Kim Jong Un meets Donald Trump
Kim Jong Un meets Donald Trump in February last year (Evan Vucci/AP)

Ms Kim's harsh rhetoric demonstrates her elevated status in North Korea's leadership. Already seen as the most powerful woman in the country and her brother's closest confidant, state media recently confirmed that she is now in charge of relations with South Korea.

The liaison office in Kaesong, which has been shut since January due to coronavirus concerns, was set up as a result of one of the main agreements reached in three summits between Mr Kim and South Korean president Moon Jae-in in 2018.

Mr Moon's government had lobbied hard to set up nuclear summits between Mr Kim and US president Donald Trump, who have met three times since 2018.

At the same time, Mr Moon also worked to improve inter-Korean relations.

However, North Korea in recent months has suspended virtually all cooperation with the South while expressing frustration over the lack of progress in its nuclear negotiations with the Trump administration.

The North declared over the past week that it would cut off all government and military communication channels with the South and threatened to abandon key inter-Korean peace agreements reached by their leaders in 2018.

Kim Jong Un
Kim Jong Un (Korean Central News Agency/Korea News Service via AP)
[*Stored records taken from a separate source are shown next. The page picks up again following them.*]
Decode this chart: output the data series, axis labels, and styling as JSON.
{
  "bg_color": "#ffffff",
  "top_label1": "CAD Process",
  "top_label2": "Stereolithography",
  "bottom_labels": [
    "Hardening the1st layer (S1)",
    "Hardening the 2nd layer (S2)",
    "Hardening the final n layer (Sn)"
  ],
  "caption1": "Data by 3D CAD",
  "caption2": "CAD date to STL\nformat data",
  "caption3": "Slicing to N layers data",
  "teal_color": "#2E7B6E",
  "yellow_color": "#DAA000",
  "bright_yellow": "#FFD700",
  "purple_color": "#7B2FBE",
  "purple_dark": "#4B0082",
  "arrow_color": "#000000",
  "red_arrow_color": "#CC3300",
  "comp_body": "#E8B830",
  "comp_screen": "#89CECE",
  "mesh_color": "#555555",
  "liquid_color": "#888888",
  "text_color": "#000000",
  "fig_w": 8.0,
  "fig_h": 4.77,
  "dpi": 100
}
They include a military agreement in which the Koreas committed to jointly take steps to reduce conventional military threats, such as establishing border buffers and no-fly zones.

They also removed some front-line guard posts and jointly surveyed a waterway near their western border in an unrealised plan to allow freer civilian navigation.

In an earlier statement last week, Ms Kim said that the North would scrap the military agreement, "which is hardly of any value", while calling North Korean defectors who send leaflets from the South "human scum" and "mongrel dogs".

Her statement came hours after a senior North Korean foreign ministry official said that Seoul should drop "nonsensical" talk about the North's denuclearisation, and that his country would continue to expand its military capabilities to counter what it perceives as threats from the United States.

Kim Yo Jong
Ms Kim denounced defectors as 'mongrel dogs' (AP)

The comments by Kwon Jong Gun, director-general of the ministry's US affairs department, were in response to South Korea's foreign ministry, which had told reporters that Seoul would continue to work toward improving bilateral relations and reviving nuclear negotiations between Pyongyang and Washington.

In response to North Korea's anger over the leaflets, South Korea's government has said it would press charges against two defector groups which have been carrying out border protests.

The South also said it would push new laws to ban activists from flying the leaflets across the border, but there has been criticism over whether Mr Moon's government is sacrificing democratic principles to keep alive his ambitions for inter-Korean engagement.

For years, activists have floated huge balloons into North Korea carrying leaflets criticising Kim Jong Un over his nuclear ambitions and dismal human rights record.

The leafleting has sometimes triggered a furious response from North Korea, which bristles at any attempt to undermine its leadership.

While Seoul has sometimes sent police officers to block the activists during sensitive times, it had previously resisted North Korea's calls to fully ban them, saying they were exercising their freedom. Activists have vowed to continue with the balloon launches.